Die NSA, die über ein Jahresbudget von fast elf Milliarden Dollar verfügen soll, schickte ihren neuen Chef dieser Tage auf eine öffentliche Veranstaltung. Snowden sei »wahrscheinlich kein« ausländischer Spion, sagte Admiral Michael Rogers jovial, er glaube an das, was er tut. »Doch ich bin total gegen das, was er tut. Ich glaube, es war falsch und illegal.« Und ja, die NSA überwache mithilfe eines Gesichtserkennungssystems in sozialen Netzwerken ausländische »Ziele« - eine Bestätigung der jüngsten Snowden-Enthüllung.

Dass all diese Enthüllungen in Washington ans Eingemachte gehen, zeigt sich an den Äußerungen des Präsidenten. Barack Obama forderte den Kongress wiederholt auf, für rechtliche »Anpassungen« zwischen bürgerlicher Freiheit und nationaler Sicherheit zu sorgen. Im Januar hatte er mit einer Direktive das Staubsauberprinzip, nachdem die NSA Telefongespräche speichert, mit Auflagen versehen. Im Mai verabschiedete das Repräsentantenhaus den USA Freedom Act, der die Macht der NSA im Lande allerdings nur symbolisch beschränkt. Aber vielleicht versteht die Regierung ja die Sprache des Geldes.

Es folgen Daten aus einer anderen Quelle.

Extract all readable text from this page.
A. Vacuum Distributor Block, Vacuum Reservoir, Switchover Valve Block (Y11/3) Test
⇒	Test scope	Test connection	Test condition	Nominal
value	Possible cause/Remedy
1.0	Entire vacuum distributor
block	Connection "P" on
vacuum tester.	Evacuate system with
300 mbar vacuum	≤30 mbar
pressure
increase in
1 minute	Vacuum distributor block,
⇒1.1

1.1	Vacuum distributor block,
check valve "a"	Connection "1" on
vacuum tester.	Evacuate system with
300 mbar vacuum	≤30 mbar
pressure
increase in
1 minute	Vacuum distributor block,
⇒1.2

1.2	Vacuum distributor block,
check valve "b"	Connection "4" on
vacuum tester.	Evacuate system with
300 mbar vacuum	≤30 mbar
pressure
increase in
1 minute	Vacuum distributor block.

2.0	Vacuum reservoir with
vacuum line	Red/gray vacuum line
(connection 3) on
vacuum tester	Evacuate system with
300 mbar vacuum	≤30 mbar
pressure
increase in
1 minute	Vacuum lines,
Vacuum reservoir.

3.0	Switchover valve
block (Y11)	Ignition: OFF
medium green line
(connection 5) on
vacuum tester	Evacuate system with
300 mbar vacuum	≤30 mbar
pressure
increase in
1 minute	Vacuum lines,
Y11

In einem Artikel auf der CNN-Webseite hieß es am Mittwoch warnend, dass große US-amerikanische Internetunternehmen wie Cisco und IBM wegen des Geheimdienstskandals massive Einbußen im Ausland hinnehmen müssten. Die NSA-Aktivitäten seien weder bei der Terrorismusbekämpfung erfolgreich, noch trügen sie zum Schutz der Amerikaner bei. Vielmehr würden sie den Wirtschaftsinteressen der USA und ihren internationalen Beziehungen Schaden zufügen.